Parece que tus amigos son poco dados a dar noticias frente a unas cañas. ¡Será que es fácil liarse una vez empiezas!!!
A estas horas ya habrá sido la despedida. Igual hasta se han casado! Espero que haya sido divertido!
Besos
jajajaja no podes!!!
Ella: ¿Nos casamos?
Él: (encogimiento de hombros)
Ella: Lo tomaré por un sí.
jajajaja
y me pregunto, cuando caera el ultimo mohicano?? XD!
Karmen… lo que creo es que los dos saben que estaban cometiendo un error y no querían afrontarlo. Política de hechos consumados, se llama.
La despedida muy bien, me duró la resaca dos días, pero con un pedete gracioso y un gran número de “te quiero tío”, y “eres un tío de puta madre”, tan propios de estos acontecimientos.
La boda es este sábado. Tengo que preparar unas palabras para decirlas durante el brindis. Se espera que asistan 150 personas, así que tengo mucho público… pero no me asusta. Ya contaré.
Un beso.
Poderoxo, el último mohicano tardará en caer. Se defiende como gato panza arriba. Aunque todo dependerá de lo buena que esté la candidata…
Bueno, y al lío, ¿qué tal estuvo? ¿Hubo cachonda saliendo de una tarta o no?
Pat, esas cosas no se cuentan así como así, no? Bueeeeno… Cachonda no sé si hubo, pero cachondos nos quedamos un rato. Y mi amigo Bob no habla, pero sabe donde hay que poner las manos…
Las cosas cambian cuando los amigos se casan, y si tiene hijos… ni los reconoces, sobre todo si uno/a es un solterón/a empedernido, el último bastión inexpugnable. Te entiendo perfectamente
Yo entiendo que los hijos puedan cambiar (y mucho) la vida. De hecho, una amigo mío, decía que no se debería hacer una despedida de soltero, porque a fin de cuentas hoy en día no cambia mucho la cosa. Se debería hacer una despedida de “no padre”. Porque en ese momento es cuando todo cambia de verdad. Supongo que tiene razón.
Aún así, Panceta no tiene hijos. Sólo un gato. Y una mujer funcionaria…
Eariandes nosotros somos los envidiados… los solteros recalcitrantes…
Pues a liarla parda, como antaño.
Por una noche todos se pueden considerar solteros (con ciertos límites) y hay que vivir y reir, sobre todo reír. Que al que se casa ya le tocará llorar.
Pero él se lo ha buscado jajaja.
¡Un saludo!
Pues parda la liamos, sí señor…
JEJEJE, me ha encantado pasar por aquí. Me gusta como cuentas tus cosas, ¡muy divertido, sí señor! Te seguiré leyendo y te voy a votar en los premios del 20 minutos que aunque haya mucho blog registrado, al final que merezcan la pena hay tres. ¡Un saludo! Que vaya bien.
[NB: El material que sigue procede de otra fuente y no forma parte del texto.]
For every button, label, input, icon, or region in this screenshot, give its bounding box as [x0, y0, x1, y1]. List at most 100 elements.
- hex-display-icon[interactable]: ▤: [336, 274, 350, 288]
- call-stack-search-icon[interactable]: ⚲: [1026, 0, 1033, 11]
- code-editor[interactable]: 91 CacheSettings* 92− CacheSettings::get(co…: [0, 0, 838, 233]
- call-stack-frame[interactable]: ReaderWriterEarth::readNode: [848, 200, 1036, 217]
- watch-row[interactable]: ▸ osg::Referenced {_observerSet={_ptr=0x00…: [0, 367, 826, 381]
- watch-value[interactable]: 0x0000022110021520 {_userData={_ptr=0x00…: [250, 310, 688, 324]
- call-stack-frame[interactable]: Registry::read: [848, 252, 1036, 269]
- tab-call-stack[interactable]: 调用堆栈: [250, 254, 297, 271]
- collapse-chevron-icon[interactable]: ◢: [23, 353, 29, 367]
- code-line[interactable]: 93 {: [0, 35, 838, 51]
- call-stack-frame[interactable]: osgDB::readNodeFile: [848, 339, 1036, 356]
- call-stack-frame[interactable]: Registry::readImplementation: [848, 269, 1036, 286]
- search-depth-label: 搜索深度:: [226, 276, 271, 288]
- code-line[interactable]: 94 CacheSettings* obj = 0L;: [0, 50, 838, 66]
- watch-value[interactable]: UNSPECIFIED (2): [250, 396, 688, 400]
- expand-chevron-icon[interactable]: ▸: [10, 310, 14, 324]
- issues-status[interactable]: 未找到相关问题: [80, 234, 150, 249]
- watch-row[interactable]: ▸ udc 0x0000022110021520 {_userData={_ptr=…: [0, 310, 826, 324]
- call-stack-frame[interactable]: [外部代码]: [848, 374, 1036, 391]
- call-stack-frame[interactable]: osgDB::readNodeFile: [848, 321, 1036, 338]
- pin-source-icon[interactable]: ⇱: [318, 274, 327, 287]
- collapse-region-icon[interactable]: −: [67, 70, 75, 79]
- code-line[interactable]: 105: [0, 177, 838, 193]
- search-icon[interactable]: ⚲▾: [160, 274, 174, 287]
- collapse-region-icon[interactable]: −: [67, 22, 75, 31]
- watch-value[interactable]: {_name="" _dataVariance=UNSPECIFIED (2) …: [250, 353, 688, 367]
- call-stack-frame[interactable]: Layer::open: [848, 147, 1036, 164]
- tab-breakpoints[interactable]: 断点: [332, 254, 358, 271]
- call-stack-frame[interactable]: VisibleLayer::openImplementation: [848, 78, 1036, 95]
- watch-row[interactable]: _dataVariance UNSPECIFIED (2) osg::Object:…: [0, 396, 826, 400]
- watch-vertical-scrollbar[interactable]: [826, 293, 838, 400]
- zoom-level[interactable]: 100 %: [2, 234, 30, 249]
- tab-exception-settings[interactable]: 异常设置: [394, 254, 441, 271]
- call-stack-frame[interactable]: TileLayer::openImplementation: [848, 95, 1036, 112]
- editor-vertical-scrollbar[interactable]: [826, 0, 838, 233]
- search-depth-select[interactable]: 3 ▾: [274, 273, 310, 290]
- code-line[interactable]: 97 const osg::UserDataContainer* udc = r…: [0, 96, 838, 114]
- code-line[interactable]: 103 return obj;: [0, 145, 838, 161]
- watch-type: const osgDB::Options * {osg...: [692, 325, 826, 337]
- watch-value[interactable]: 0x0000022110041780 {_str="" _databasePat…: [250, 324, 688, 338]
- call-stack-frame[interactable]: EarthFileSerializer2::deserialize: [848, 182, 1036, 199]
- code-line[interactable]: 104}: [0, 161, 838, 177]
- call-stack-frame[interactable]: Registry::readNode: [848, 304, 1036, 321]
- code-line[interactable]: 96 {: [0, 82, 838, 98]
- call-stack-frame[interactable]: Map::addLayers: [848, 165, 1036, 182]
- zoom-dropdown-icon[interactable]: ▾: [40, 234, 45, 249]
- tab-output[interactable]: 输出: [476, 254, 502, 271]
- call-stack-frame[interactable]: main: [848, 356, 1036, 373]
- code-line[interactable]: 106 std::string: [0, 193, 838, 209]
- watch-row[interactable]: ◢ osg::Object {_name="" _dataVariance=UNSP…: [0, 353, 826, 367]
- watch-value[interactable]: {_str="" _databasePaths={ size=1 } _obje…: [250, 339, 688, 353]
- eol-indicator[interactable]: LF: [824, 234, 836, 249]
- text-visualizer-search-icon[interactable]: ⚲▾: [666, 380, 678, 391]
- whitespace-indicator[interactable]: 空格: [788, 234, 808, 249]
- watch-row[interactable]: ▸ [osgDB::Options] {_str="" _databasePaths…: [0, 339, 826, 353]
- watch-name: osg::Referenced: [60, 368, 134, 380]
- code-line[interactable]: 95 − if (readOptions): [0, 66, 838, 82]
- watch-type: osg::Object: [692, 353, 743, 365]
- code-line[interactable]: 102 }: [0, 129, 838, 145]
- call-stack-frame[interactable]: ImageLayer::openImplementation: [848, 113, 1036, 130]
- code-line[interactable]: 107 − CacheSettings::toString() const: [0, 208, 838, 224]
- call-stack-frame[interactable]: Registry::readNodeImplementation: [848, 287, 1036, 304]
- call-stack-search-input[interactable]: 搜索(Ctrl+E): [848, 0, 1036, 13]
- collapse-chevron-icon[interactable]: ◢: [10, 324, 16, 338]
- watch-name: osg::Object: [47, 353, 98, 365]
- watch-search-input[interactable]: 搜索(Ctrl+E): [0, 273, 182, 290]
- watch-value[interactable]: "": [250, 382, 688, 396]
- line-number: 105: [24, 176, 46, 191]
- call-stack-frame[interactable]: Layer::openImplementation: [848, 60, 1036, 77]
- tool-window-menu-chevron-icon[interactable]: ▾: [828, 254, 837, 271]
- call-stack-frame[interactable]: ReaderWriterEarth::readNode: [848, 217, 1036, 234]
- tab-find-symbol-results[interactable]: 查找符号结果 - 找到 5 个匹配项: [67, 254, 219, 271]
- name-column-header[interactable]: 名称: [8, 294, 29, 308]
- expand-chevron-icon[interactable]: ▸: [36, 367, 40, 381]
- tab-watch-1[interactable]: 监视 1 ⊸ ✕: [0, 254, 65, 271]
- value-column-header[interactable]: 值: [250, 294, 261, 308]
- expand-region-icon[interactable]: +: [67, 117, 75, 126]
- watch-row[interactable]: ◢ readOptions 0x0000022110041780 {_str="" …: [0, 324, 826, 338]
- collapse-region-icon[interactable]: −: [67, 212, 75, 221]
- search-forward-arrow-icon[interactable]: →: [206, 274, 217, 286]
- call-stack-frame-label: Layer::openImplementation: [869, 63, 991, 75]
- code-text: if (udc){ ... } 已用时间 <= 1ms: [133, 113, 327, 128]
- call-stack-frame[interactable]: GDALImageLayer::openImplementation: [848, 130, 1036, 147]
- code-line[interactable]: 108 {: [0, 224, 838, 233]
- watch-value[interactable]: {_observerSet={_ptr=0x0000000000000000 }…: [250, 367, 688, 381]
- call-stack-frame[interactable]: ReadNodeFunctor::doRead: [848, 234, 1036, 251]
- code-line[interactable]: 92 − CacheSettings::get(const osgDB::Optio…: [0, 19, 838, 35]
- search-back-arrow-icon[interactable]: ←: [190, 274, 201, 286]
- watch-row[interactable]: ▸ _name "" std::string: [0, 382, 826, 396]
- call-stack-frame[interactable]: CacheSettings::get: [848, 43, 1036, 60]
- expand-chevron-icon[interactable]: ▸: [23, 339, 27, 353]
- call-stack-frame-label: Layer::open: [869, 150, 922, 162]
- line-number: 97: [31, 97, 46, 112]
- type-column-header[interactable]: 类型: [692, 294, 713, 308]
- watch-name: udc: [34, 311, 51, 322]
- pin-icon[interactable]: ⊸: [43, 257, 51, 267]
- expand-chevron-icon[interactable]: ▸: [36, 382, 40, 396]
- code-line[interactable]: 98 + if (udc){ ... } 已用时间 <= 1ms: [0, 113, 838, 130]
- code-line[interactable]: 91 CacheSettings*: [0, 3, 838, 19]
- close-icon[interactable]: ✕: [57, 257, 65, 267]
Gracias eme… intento contar las cosas lo más divertidas que puedo… porque para llorar siempre hay tiempo, ¿no?
¡Pues sí! Y si se tiene que llorar, mejor que sea de alegría
De todas maneras, hay que tener “algo” para contar las cosas como tú las cuentas y sobre todo, saber ver la cara graciosa de esta vida.
¡Enhorabuena!
Dice mi madre que mi “algo” es “una cara muy dura”… pero yo creo que eso es amor de madre.